The NCLB act has created the rather misguided mindset in school administrators across the country that standardized testing is the best way to measure student progress. NCLB requires schools to make sufficient progress over two consecutive years as measured by tests, and if the schools fail to meet the mandated achievement levels, they are labeled “in need of improvement.” However, this measure doesn’t account for schools that have been steadily raising their test scores, but not fast enough to keep up with federal benchmarks. With the short timeline low-performing schools are given to meet standards, a school district can still be punished even when it is improving.
To add to the list of pressures put on school districts by NCLB, the program costs school districts $1.4 billion annually, yet 97 percent of these costs go unfunded by the federal government. It seems the federal government is “in need of improvement” when it comes to adequately funding its own program, which in itself is riddled with flaws. Schools must bear the financial burden of these standards, and the quality of education is sacrificed given limited time and financial resources. State governments also deserve some blame for allowing the unequal funding of school districts, which contributes to wide achievement gaps, especially between urban areas and wealthier suburbs.
NCLB has recently made news for the drastic narrowing of the curriculum it has caused at schools across the country. A survey by the Center on Education Policy found that 71 percent of America’s 15,000 school districts have begun cutting back on subjects such as science, social studies and the arts to make more time for reading and math. Because the act mandates that children be tested annually in math and reading from third through eighth grade and once during high school, many schools have taken this narrow focus in their education agenda.
This barebones curriculum has hurt students in schools that fail to keep up with federal standards, disproportionately affecting low-income and low-performing school districts. In perhaps the most dangerous effect of NCLB, students who are given a stripped-down curriculum lose the chance to explore their interests. In some schools, students who fail to meet proficiency standards are forced to dedicate nearly all their day to catching up in reading and math. Some teachers just shrug off this punitive approach as an incentive for students to do better the next year.

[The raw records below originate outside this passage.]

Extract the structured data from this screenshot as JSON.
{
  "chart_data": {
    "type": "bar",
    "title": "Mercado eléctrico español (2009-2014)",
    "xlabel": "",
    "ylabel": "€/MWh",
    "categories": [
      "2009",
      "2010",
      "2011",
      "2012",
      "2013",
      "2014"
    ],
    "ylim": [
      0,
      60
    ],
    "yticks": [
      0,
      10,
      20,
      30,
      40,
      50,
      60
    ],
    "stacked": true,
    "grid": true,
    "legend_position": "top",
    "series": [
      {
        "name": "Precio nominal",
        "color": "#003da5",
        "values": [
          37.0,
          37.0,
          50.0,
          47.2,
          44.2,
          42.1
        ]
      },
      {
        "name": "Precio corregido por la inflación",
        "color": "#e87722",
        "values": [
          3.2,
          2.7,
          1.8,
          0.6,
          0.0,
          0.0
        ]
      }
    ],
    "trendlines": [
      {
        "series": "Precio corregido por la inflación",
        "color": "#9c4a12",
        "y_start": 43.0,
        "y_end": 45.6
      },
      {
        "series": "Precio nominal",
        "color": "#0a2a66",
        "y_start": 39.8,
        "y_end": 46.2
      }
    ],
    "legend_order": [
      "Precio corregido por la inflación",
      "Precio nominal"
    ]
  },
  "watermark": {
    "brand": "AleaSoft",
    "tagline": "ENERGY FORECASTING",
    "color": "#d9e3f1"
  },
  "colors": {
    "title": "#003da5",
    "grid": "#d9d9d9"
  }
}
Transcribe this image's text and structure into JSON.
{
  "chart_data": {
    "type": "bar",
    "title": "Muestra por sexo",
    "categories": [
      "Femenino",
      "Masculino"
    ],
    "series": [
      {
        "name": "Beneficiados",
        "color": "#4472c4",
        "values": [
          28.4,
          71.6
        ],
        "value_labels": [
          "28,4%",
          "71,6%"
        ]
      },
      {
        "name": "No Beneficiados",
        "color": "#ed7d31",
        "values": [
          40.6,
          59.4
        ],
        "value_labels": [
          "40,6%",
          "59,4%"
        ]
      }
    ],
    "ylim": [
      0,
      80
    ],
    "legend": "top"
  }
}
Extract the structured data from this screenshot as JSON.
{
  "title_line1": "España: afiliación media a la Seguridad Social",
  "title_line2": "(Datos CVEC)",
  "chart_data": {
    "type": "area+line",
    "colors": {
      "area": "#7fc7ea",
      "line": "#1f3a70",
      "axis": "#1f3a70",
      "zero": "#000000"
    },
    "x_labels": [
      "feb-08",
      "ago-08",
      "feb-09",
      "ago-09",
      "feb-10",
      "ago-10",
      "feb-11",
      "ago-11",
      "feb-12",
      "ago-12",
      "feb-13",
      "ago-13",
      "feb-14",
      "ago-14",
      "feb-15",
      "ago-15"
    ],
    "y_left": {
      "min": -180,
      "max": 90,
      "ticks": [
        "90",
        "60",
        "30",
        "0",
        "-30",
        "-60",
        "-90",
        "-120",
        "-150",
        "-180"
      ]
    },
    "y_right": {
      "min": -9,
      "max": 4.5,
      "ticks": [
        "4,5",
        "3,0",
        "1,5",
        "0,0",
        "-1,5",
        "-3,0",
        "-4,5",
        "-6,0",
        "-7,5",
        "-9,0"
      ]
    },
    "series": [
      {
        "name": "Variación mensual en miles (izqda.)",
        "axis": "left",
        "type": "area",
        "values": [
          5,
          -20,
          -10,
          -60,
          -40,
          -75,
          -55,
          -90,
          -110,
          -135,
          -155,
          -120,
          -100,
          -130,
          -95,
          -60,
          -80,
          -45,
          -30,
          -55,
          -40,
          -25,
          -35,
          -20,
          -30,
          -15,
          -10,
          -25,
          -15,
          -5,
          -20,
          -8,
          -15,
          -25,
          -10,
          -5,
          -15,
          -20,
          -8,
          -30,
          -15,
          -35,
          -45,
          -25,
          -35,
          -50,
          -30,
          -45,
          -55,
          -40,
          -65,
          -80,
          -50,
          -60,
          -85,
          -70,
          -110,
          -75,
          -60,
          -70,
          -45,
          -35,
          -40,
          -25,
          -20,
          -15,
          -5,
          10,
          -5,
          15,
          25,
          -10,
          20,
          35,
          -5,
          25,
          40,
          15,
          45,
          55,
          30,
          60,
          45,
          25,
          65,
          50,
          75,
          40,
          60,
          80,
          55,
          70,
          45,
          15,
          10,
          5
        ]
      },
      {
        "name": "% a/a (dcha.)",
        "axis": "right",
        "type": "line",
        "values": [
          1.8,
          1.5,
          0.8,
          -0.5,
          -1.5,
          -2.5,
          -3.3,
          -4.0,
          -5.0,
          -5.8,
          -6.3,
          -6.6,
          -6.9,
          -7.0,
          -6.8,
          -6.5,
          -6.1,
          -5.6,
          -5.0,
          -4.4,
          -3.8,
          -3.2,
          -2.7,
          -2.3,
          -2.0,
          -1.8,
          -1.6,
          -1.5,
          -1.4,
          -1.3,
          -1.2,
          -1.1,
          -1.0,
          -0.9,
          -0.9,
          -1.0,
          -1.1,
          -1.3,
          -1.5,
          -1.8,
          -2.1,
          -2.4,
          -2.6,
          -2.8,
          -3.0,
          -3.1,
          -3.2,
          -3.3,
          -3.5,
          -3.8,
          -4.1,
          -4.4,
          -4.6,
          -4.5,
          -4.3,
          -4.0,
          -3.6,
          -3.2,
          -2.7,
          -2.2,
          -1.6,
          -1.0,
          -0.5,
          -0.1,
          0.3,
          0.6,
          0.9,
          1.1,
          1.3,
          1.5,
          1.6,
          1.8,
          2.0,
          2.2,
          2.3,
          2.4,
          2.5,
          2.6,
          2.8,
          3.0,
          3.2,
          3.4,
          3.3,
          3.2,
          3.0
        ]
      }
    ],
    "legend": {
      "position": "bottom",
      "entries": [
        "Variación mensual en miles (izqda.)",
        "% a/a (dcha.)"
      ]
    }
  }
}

Although they may have stronger literacy and math skills, these students miss out on other areas of knowledge, which will impair their ability to be well rounded, actively thinking citizens. With this strict test regimen, students become homogenized thinkers, teachers only teach to the test and education can lose its spark altogether. The education reforms the Bush administration mandated have failed to address the real problems plaguing the nation’s schools and have only managed to further impair public school districts instead of boosting students’ education.